Supervised Learning Flashcards
Includes the topics: Input representation, hypothesis class, version space, VC Dimension, PAC, Noise, Learning multiple classes, model selection and generalization.
What do you mean by input representation for the problem?
A real-world problem can have large number of input features. But not all these features are always important or relevant.
Only those features which are significant are needed to be considered for assigning the class labels.
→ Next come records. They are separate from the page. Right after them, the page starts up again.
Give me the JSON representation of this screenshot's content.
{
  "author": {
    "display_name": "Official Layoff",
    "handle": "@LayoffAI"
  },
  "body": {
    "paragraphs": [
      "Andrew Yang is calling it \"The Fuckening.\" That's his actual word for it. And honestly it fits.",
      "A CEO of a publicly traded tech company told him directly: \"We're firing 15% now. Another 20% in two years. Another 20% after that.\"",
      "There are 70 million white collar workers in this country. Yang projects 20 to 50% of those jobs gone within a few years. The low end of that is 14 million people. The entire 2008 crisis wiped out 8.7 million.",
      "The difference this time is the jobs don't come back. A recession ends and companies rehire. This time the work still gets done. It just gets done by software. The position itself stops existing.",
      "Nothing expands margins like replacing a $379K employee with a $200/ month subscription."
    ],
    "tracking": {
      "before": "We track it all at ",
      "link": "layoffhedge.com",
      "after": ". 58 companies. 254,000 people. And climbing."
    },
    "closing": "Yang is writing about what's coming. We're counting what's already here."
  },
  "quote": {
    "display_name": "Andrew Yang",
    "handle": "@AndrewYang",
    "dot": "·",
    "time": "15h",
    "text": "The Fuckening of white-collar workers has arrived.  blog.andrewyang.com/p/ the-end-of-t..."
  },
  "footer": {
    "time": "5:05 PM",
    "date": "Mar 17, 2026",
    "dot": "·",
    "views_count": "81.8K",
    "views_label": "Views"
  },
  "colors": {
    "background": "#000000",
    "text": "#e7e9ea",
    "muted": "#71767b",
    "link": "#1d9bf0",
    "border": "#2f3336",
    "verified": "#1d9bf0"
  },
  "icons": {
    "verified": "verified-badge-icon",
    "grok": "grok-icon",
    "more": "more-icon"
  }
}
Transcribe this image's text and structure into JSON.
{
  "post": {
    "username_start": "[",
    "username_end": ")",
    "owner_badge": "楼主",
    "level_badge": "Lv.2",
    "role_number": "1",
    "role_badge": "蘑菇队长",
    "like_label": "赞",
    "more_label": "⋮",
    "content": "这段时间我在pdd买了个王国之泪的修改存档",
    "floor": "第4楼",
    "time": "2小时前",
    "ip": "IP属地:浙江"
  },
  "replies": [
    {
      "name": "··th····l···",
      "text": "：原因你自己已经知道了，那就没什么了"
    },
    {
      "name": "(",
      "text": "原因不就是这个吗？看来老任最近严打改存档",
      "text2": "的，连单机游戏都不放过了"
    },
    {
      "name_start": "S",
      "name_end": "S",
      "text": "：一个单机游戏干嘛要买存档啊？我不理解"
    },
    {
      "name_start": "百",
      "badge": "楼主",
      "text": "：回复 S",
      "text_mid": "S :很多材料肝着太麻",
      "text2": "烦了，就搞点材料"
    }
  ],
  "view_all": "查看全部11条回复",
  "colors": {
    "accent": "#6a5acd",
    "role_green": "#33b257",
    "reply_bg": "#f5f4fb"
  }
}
These “Input Features” constitute an “Input Representation” for the given problem.
What is a hypothesis?
It is a statement or a proposition that explains the given set of facts or observations.
What is a hypothesis space?
It is the set of hypotheses for a problem.
What do you mean by consistency?
A hypothesis is said to be consistent if h(x)=c(x).
Where h(x) is the hypothesis function and
c(x) is the class labels.
What is version Space?
It is a set of hypotheses, consistent with the set of training examples.
The version space is present between the most general and most specific hypotheses.
When we can say that a hypothesis is consistent?
A hypothesis is consistent if it correctly classifies all training examples.
What do you mean by the Most General Hypothesis(G)?
A hypothesis is said to be the most general hypothesis if it covers none of the negative examples and there is no other hypothesis ‘ h’ ‘ that covers no negative examples such that ‘ h’ ‘ is more general than h.
What do you mean by the Most Specific Hypothesis(S)?
A hypothesis is said to be the most specific hypothesis if it covers no negative examples and there is no other hypothesis ‘ h’ ‘ that covers no negative examples such that ‘ h’ ‘ is more specific than h.
What is noise?
Noises are the unwanted anomaly in the data.
How noise arises?
The factors affecting the creation of noise are:
1. Imprecision in recording the input attributes, which may shift the data points in the input space.
2. Errors in labelling the data points.
3. Neglecting attributes that are relevant to the prediction of labels.
What are the effects of noise?
- Noise disotrs data
- Leads to wrong prediction.
- Reduces the accuracy of the model.
- An increase in the complexity of the induced classifier.
- An increase in training time.
Which are the methods used in learning multiple classes?
- One-against-all
- One-against-one
Explain One-vs-all approach?
In this approach, the n number of classification models are trained in parallel with the n number of the output classes by considering that there is always a separation between the actual class and the remaining classes.
Explain One-vs-one approach?
One-vs-one is an alternative approach to One-vs-all. This means training a machine learning model for each pair of classes. The time complexity of this approach is therefore not linear and the right class is determined by the majority class. In general, One-vs-one is more expensive than One-vs-all and it should only be adopted when a comparison of the complete data set is not preferred.
What do you mean by model selection?
It is the process of selecting a model for a problem. It may include selecting appropriate algorithms, choosing the set of input features, or choosing the initial values for certain parameters. It has also been described as the process of selecting the right inductive bias.